There is no guarantee that a relapse won’t recur over time, particularly without proper permanent stabilization. Once the dysfunction is treated and neck and TMD stabilization has been established, it is important to support the muscles and joint in the new position to prevent future problems. This is usually done through conventional orthodontics (braces)or Invisalign to stabilize this new position. In patients who have compromised or missing teeth, fixed prosthodontics (the replacement of teeth with crowns and bridges) is an alternative for stabilization. Patients whose budget does not allow permanent stabilization with orthodontics or fixed prosthodontics can provide the same correction with a removable appliance similar to the orthotic worn which overlays the teeth like a partial denture to provide the newly supported position. If the patient chooses not to go into phase II stabilization, mild cases can many times slowly be weaned from the appliance so it is worn only at night. More severe cases may require the patient to wear the orthotic permanently if they choose not to proceed with phase II permanent stabilization. Permanent stabilization is very important for lifetime success.

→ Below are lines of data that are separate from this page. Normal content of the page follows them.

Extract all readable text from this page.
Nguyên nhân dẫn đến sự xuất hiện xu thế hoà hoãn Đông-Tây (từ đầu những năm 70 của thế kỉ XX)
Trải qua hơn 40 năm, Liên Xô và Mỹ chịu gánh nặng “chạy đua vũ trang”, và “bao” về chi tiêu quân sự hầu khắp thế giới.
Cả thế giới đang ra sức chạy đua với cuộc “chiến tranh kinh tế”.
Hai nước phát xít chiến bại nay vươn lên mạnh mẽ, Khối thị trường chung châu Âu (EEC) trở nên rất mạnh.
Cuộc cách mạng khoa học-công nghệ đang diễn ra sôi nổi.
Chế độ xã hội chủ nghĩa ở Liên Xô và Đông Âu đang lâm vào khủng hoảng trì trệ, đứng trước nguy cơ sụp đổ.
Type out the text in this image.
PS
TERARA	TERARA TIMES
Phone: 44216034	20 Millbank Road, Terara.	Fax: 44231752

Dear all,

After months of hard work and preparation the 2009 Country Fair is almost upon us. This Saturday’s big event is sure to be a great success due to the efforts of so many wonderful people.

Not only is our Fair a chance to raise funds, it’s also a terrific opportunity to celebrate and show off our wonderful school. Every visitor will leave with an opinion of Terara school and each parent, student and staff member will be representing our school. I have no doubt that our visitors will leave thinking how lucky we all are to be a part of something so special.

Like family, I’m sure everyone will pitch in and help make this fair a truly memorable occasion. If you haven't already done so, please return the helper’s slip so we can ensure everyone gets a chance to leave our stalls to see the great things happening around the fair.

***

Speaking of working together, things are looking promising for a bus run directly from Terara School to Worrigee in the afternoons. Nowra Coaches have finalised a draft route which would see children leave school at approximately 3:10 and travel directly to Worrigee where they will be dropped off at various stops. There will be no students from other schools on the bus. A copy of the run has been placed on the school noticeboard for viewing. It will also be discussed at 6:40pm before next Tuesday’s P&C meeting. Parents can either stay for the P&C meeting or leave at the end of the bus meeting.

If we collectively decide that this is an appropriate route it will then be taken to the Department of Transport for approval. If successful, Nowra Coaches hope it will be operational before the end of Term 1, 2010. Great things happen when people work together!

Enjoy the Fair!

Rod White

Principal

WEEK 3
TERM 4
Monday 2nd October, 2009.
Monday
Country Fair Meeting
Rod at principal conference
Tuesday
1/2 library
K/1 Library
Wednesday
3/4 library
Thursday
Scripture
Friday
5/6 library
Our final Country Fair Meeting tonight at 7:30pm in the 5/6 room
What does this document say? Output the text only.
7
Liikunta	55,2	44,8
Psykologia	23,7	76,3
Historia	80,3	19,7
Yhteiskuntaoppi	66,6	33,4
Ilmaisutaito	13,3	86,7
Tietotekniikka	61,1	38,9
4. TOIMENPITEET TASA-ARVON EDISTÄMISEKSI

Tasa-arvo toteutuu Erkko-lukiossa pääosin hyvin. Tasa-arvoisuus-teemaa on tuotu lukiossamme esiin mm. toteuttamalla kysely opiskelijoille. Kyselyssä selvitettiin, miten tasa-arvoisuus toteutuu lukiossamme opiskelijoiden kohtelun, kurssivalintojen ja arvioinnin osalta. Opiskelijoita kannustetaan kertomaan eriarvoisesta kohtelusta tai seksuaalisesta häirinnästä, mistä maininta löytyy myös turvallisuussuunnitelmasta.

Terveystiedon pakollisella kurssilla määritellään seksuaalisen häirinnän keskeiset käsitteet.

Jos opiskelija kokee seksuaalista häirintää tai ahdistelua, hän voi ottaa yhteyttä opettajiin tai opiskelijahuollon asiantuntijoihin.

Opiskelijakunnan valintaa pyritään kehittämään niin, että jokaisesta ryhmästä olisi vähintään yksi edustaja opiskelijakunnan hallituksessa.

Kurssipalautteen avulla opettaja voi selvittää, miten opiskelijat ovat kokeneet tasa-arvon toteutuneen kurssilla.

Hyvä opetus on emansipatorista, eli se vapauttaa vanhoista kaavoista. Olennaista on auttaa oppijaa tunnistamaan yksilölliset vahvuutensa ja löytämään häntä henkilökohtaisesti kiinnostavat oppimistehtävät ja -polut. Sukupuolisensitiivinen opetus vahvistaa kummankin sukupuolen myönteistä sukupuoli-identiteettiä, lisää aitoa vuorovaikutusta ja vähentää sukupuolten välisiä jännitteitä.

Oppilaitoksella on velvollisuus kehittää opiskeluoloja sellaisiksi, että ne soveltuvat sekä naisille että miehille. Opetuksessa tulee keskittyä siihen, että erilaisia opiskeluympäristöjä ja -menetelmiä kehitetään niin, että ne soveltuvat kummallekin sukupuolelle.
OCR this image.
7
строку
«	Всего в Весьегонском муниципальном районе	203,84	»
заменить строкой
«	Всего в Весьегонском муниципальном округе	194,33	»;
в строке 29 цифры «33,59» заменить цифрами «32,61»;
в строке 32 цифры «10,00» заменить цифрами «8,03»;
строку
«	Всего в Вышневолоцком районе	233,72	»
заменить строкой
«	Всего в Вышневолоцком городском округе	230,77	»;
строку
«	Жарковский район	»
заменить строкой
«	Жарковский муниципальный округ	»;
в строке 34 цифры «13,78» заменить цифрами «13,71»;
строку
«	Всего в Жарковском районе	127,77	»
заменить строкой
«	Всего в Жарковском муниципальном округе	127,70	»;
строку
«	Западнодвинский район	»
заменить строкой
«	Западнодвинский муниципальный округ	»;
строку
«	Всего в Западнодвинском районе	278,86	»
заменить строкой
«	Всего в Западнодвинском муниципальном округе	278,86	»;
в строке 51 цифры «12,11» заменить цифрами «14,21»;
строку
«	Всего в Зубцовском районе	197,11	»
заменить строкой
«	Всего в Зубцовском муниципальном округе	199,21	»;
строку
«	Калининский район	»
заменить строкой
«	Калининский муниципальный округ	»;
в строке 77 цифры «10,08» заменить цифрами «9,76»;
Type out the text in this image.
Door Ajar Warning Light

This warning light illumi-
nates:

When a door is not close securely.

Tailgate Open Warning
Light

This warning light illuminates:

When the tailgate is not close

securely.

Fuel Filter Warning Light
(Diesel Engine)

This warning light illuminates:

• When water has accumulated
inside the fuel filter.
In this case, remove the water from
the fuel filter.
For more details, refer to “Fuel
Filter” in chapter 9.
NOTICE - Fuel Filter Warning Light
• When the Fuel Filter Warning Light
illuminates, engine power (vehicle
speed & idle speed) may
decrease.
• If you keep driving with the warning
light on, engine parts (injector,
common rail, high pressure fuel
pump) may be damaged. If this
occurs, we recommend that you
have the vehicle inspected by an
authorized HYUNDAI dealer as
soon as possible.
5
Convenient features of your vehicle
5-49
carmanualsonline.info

What Type of Testing Will I Need?
Dr. Chomiak provides the latest in technology and techniques to make your diagnosis and treatment as precise, simple and comfortable as possible. Objective testing eliminates guesswork and allows a good prognosis as to the extent the problem can be treated. Our goal in every case is for permanent relief of symptoms.
Depending on the severity of the case, some of the technology that may be used in testing and diagnosis includes:
On site CT-scan to aid in diagnosing joint pathologies. This enables the doctor to examine not only the shape and pathology of the temporomandibular joint, but the cervical vertebrae of the neck for any rotations, or compressions which may be contributing to craniofacial pain or TMD pathology
K-7 NEUROMUSCULAR DIAGNOSTICS:
EMG: evaluates related activity of the involved muscles for the head, neck and chewing muscles for locating muscle dystonia and painful trigger points. This is good for tracking progress as it allows the patient and doctor to follow the progression of the muscles returning to their normal healthy status during treatment.
JAW TRACKING: computerized magnetic jaw tracking which allows the doctor to examine the movement of the jaw in 3 dimensions over time.
SONOGRAPHY OF THE TMJ: provides a fingerprint of the joint pathology and progression.
JVA – Joint Vibration Analysis A quick initial Sonographic (sound detecting) device which provides a general diagnosis of a healthy or damaged joint.
TekScan: Evaluates occlusal (teeth) discrepancies affecting the joint
Itero Scanning: computerized scanning to produce digital models necessary to Utilize with the TEKScan for proper occlusal diagnosis.
- Doppler Analysis – allows the practitioner and patient to listen to the joint sounds to differentiate joint pathology.
- Myoguide – a portable EMG which measures muscle activity at specific painful trigger points with a very small painless needle similar to those used in acupuncture. It allows for delivery of drugs such as Botox directly into the area of increased muscle activity to provide relief of persistent muscular pain to aide in the reconditioning of the muscles.